Paul Hsieh said:
On Jan 18, 12:34 pm, William Ahern <
[email protected]>
You want bugs to be found during *development time* not just as soon
as circumstances arise. Your compiler is unlikely to set a policy for
buffer overrun checking that is relevant to shipping, but instead is
focused for debugging.
I disagree. I want bugs found as soon as possible. And I always ship
compiled code with debugging symbols turned on. I won't budge on this. I'll
make the release engineer's life a living hell if I have to.
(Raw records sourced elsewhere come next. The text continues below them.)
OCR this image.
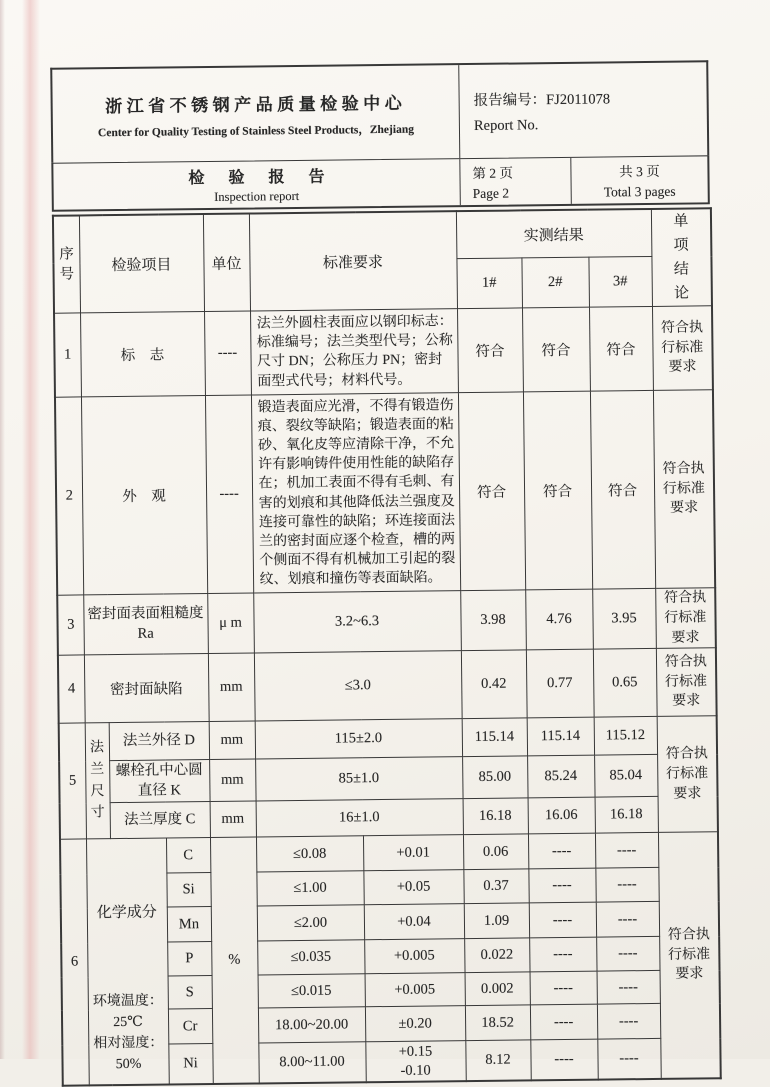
浙江省不锈钢产品质量检验中心
Center for Quality Testing of Stainless Steel Products，Zhejiang
报告编号：FJ2011078
Report No.
检 验 报 告
Inspection report
第 2 页
Page 2
共 3 页
Total 3 pages
序号	检验项目			单位	标准要求		实测结果			单项结论
							1#	2#	3#	
1	标　志			----	法兰外圆柱表面应以钢印标志：标准编号；法兰类型代号；公称尺寸 DN；公称压力 PN；密封面型式代号；材料代号。		符合	符合	符合	符合执行标准要求
2	外　观			----	锻造表面应光滑，不得有锻造伤痕、裂纹等缺陷；锻造表面的粘砂、氧化皮等应清除干净，不允许有影响铸件使用性能的缺陷存在；机加工表面不得有毛刺、有害的划痕和其他降低法兰强度及连接可靠性的缺陷；环连接面法兰的密封面应逐个检查，槽的两个侧面不得有机械加工引起的裂纹、划痕和撞伤等表面缺陷。		符合	符合	符合	符合执行标准要求
3	密封面表面粗糙度
Ra			μ m	3.2~6.3		3.98	4.76	3.95	符合执行标准要求
4	密封面缺陷			mm	≤3.0		0.42	0.77	0.65	符合执行标准要求
5	法兰尺寸	法兰外径 D		mm	115±2.0		115.14	115.14	115.12	符合执行标准要求
		螺栓孔中心圆直径 K		mm	85±1.0		85.00	85.24	85.04	
		法兰厚度 C		mm	16±1.0		16.18	16.06	16.18	
6	化学成分
环境温度：
25℃
相对湿度：
50%		C	%	≤0.08	+0.01	0.06	----	----	符合执行标准要求
			Si		≤1.00	+0.05	0.37	----	----	
			Mn		≤2.00	+0.04	1.09	----	----	
			P		≤0.035	+0.005	0.022	----	----	
			S		≤0.015	+0.005	0.002	----	----	
			Cr		18.00~20.00	±0.20	18.52	----	----	
			Ni		8.00~11.00	+0.15
-0.10	8.12	----	----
For example on my Windows system, since I have installed Visual
Studio, any application that causes an OS detected memory fault is
trapped by the debugger -- this is interesting and yes indeed, I *DO*
have the skills to reverse engineer and literally fix the code in
assembly language myself, but I really don't find this to worth my
time (I would rather just send an irate letter to the developer, or
use another application).
So, you send an irate letter to the developer. You'll say something like,
"It don't work". Or, probably as a fellow engineer, you'll try to be more
specific. But, 9 times out of 10, from the developer's perspective, any
complaint is roughly equivalent to "it don't work. Then, said engineer will
need to track down the source of the problem. To debug the issue, so to
speak.
(Granted, most of my experience has been with appliances, and not desktop
software. And and maybe this is where things diverge, but I tend to think
not.)
So, say this pretend function returned with an error code because it was
passed a NULL pointer. If you're lucky, the symptom belies this bug. But,
more often than not, the effect pops up somewhere else. (If it aborts() its
only mildly better, IMO.)
Now, poor developer is enlisted to fix the product. More than likely there's
more than 1 bug, and more than 1 bug which might possibly cause the
symptom(s). So, he investigates. Ah, bug! Fix. Give to customer. "Try this".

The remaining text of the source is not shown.